A instituição ainda frisou que “para facilitar o acesso a informações e disponibilizar mais um canal de comunicação com a comunidade universitária foi criada em 2015 esse aplicativo”. Segundo a universidade,dentre as funções da ferramenta,estão acesso à notícias, eventos,Guia Estudantil e a segurança.“No aplicativo, também há acesso rápido aos telefones de emergência”, completa a nota.

REALIDADE SOCIAL

Na primeira metade de 2014 foram registrados 50 casos de linchamento no Brasil. Em Linchamento: a justiça popular do Brasil, de 2015, o sociólogo José de Souza Martins afirmou que o mito da cordialidade deve ser desmascarado. De acordo com o estudioso, um milhão de compatriotas participaram de linchamentos nos últimos 60 anos.

Embora no início da década de 2000 houvesse uma ligeira queda nos casos, de 2013 para cá eles têm aumentado com grande velocidade. “O instante do linchamento é em tudo igual nos diferentes tipos de grupos de ação e é em tudo igual ao modelo de comportamento irracional da massa”, avalia o sociólogo, na obra.

Antes de reduzir os casos de mortes ligadas ao tráfico de drogas, o Uruguai restringiu os programas policialescos na televisão aberta. Já no Brasil, além de certos apresentadores reforçarem a ideia de impunidade e de alimentarem o imaginário de uma delinquência juvenil aliada ao crime, eles transmitem e incentivam ao vivo e sem restrições a chacina de suspeitos, alvejados a sangue frio sob os gritos histéricos dos apresentadores.

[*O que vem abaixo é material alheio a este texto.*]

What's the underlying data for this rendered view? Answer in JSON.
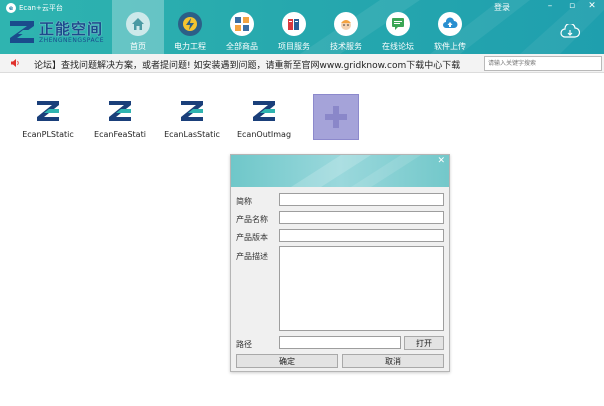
{
  "titlebar": {
    "title": "Ecan+云平台"
  },
  "brand": {
    "name_cn": "正能空间",
    "name_en": "ZHENGNENGSPACE"
  },
  "nav": [
    {
      "label": "首页",
      "icon": "home-icon"
    },
    {
      "label": "电力工程",
      "icon": "power-icon"
    },
    {
      "label": "全部商品",
      "icon": "grid-icon"
    },
    {
      "label": "项目服务",
      "icon": "books-icon"
    },
    {
      "label": "技术服务",
      "icon": "engineer-icon"
    },
    {
      "label": "在线论坛",
      "icon": "forum-icon"
    },
    {
      "label": "软件上传",
      "icon": "upload-icon"
    }
  ],
  "header": {
    "login": "登录"
  },
  "window_controls": {
    "minimize": "–",
    "restore": "▫",
    "close": "✕"
  },
  "ticker": {
    "text": "论坛】查找问题解决方案，或者提问题!         如安装遇到问题，请重新至官网www.gridknow.com下载中心下载",
    "search_placeholder": "请输入关键字搜索"
  },
  "apps": [
    {
      "label": "EcanPLStatic"
    },
    {
      "label": "EcanFeaStati"
    },
    {
      "label": "EcanLasStatic"
    },
    {
      "label": "EcanOutImag"
    }
  ],
  "dialog": {
    "close": "✕",
    "fields": {
      "short_name": {
        "label": "简称",
        "value": ""
      },
      "product_name": {
        "label": "产品名称",
        "value": ""
      },
      "product_version": {
        "label": "产品版本",
        "value": ""
      },
      "product_desc": {
        "label": "产品描述",
        "value": ""
      },
      "path": {
        "label": "路径",
        "value": ""
      }
    },
    "open_button": "打开",
    "ok_button": "确定",
    "cancel_button": "取消"
  },
  "colors": {
    "header": "#27a9ae",
    "add_tile": "#a5a3d9",
    "brand_blue": "#1a4b8c"
  }
}
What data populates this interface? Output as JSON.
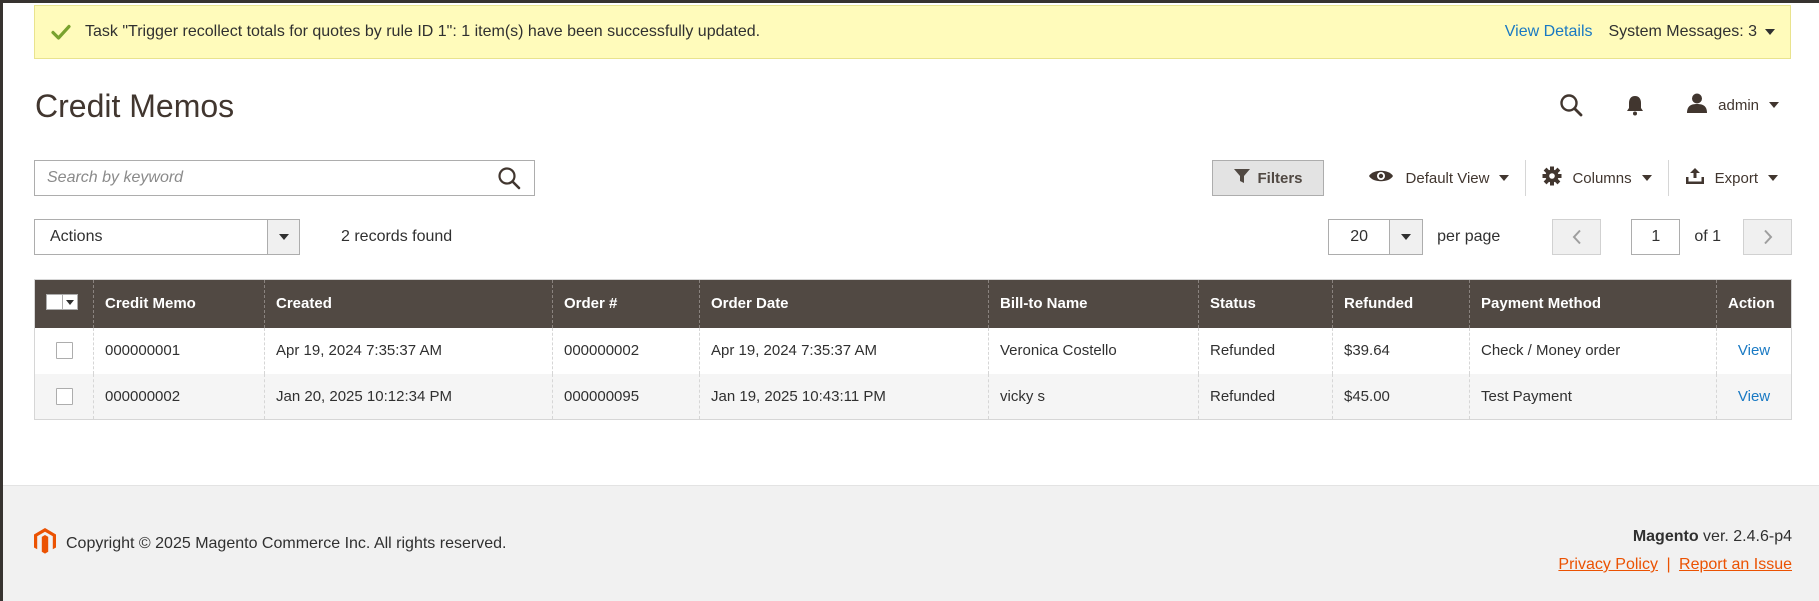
{
  "message": {
    "text": "Task \"Trigger recollect totals for quotes by rule ID 1\": 1 item(s) have been successfully updated.",
    "view_details": "View Details",
    "system_messages": "System Messages: 3"
  },
  "header": {
    "title": "Credit Memos",
    "user": "admin"
  },
  "search": {
    "placeholder": "Search by keyword",
    "value": ""
  },
  "toolbar": {
    "filters": "Filters",
    "view": "Default View",
    "columns": "Columns",
    "export": "Export"
  },
  "actions": {
    "label": "Actions",
    "records": "2 records found"
  },
  "pager": {
    "per_page_value": "20",
    "per_page_label": "per page",
    "page": "1",
    "of": "of 1"
  },
  "grid": {
    "columns": [
      "Credit Memo",
      "Created",
      "Order #",
      "Order Date",
      "Bill-to Name",
      "Status",
      "Refunded",
      "Payment Method",
      "Action"
    ],
    "rows": [
      [
        "000000001",
        "Apr 19, 2024 7:35:37 AM",
        "000000002",
        "Apr 19, 2024 7:35:37 AM",
        "Veronica Costello",
        "Refunded",
        "$39.64",
        "Check / Money order",
        "View"
      ],
      [
        "000000002",
        "Jan 20, 2025 10:12:34 PM",
        "000000095",
        "Jan 19, 2025 10:43:11 PM",
        "vicky s",
        "Refunded",
        "$45.00",
        "Test Payment",
        "View"
      ]
    ]
  },
  "footer": {
    "copyright": "Copyright © 2025 Magento Commerce Inc. All rights reserved.",
    "brand": "Magento",
    "version": "ver. 2.4.6-p4",
    "privacy": "Privacy Policy",
    "separator": "|",
    "report": "Report an Issue"
  },
  "colors": {
    "header_bg": "#514943",
    "link": "#1979c3",
    "footer_link": "#eb5202",
    "success": "#79a22e",
    "message_bg": "#fffbbb"
  },
  "icons": [
    "check-icon",
    "search-icon",
    "bell-icon",
    "user-icon",
    "filter-icon",
    "eye-icon",
    "gear-icon",
    "export-icon",
    "chevron-left-icon",
    "chevron-right-icon",
    "magento-logo-icon"
  ]
}
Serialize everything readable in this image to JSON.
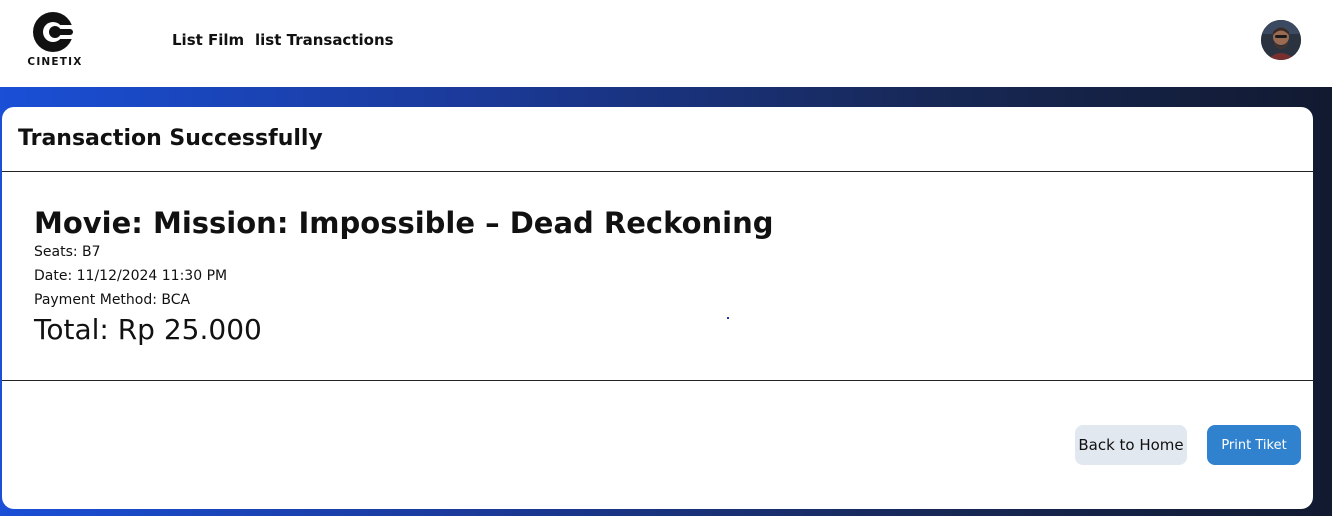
{
  "brand": {
    "name": "CINETIX",
    "logo_icon": "cinetix-logo-icon"
  },
  "nav": {
    "links": [
      {
        "label": "List Film"
      },
      {
        "label": "list Transactions"
      }
    ],
    "avatar_icon": "user-avatar"
  },
  "colors": {
    "band_gradient": [
      "#1a4fd6",
      "#1b3a9a",
      "#172856",
      "#121a30"
    ],
    "primary_button": "#3182ce",
    "secondary_button": "#e2e8f0"
  },
  "card": {
    "title": "Transaction Successfully",
    "movie": "Movie: Mission: Impossible – Dead Reckoning",
    "seats": "Seats: B7",
    "date": "Date: 11/12/2024 11:30 PM",
    "payment": "Payment Method: BCA",
    "total": "Total: Rp 25.000"
  },
  "actions": {
    "back_label": "Back to Home",
    "print_label": "Print Tiket"
  }
}
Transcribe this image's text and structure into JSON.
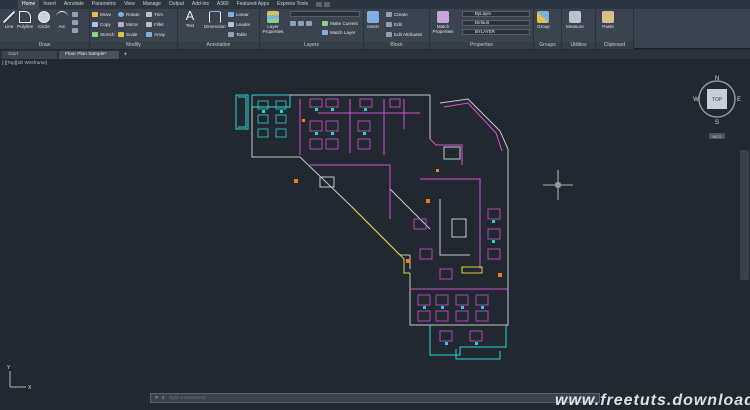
{
  "ribbon_tabs": [
    "Home",
    "Insert",
    "Annotate",
    "Parametric",
    "View",
    "Manage",
    "Output",
    "Add-ins",
    "A360",
    "Featured Apps",
    "Express Tools"
  ],
  "panels": {
    "draw": {
      "title": "Draw",
      "line": "Line",
      "polyline": "Polyline",
      "circle": "Circle",
      "arc": "Arc"
    },
    "modify": {
      "title": "Modify",
      "move": "Move",
      "rotate": "Rotate",
      "trim": "Trim",
      "copy": "Copy",
      "mirror": "Mirror",
      "fillet": "Fillet",
      "stretch": "Stretch",
      "scale": "Scale",
      "array": "Array"
    },
    "annotation": {
      "title": "Annotation",
      "text": "Text",
      "dimension": "Dimension",
      "linear": "Linear",
      "leader": "Leader",
      "table": "Table"
    },
    "layers": {
      "title": "Layers",
      "layer_properties": "Layer Properties",
      "make_current": "Make Current",
      "match_layer": "Match Layer"
    },
    "block": {
      "title": "Block",
      "insert": "Insert",
      "create": "Create",
      "edit": "Edit",
      "edit_attributes": "Edit Attributes"
    },
    "properties": {
      "title": "Properties",
      "match_properties": "Match Properties",
      "color": "ByLayer",
      "linetype": "Default",
      "lineweight": "BYLAYER"
    },
    "groups": {
      "title": "Groups",
      "group": "Group"
    },
    "utilities": {
      "title": "Utilities",
      "measure": "Measure"
    },
    "clipboard": {
      "title": "Clipboard",
      "paste": "Paste"
    }
  },
  "doc_tabs": [
    {
      "label": "Start"
    },
    {
      "label": "Floor Plan Sample*"
    }
  ],
  "viewport_label": "[-][Top][2D Wireframe]",
  "viewcube": {
    "top": "TOP",
    "n": "N",
    "s": "S",
    "e": "E",
    "w": "W",
    "ucs": "WCS"
  },
  "command": {
    "placeholder": "Type a command",
    "close": "×"
  },
  "watermark": "www.freetuts.download",
  "colors": {
    "canvas": "#212830",
    "ribbon": "#3b434e"
  }
}
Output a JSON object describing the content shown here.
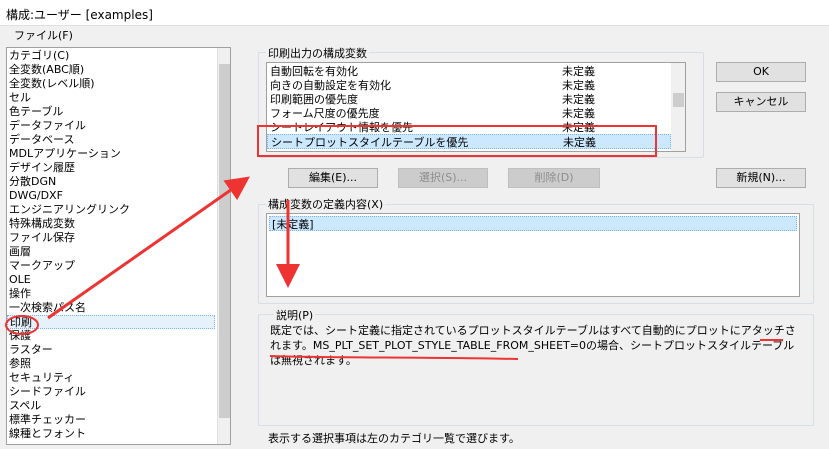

Em 2015, no auge da tragédia que culminou no linchamento de um adolescente no aterro do Flamengo, a apresentadora do SBT Rachel Sheherazade virou referência moral ao defender ações dos justiceiros. O censo de Justiça que move o País contra a da criminalidade é constituído em sua maioria por brancos que fazem parte da classe média. Mas o Código Penal reserva um espaço para isso.

Pessoas como o suposto assaltante da Universidade Federal de Goiás (UFG) cometeu um único crime: nascer no lugar errado e com a cor de pele errada em um País com resquícios escravocratas,o que proporcionou que atitudes típicas de justiceiros viessem à tona em um grupo formado no Facebook.

De um lado, o jovem pode virar um troféu de estudantes adeptos da máxima “bandido bom, é bandido morto”. Do outro,uma mera estatística.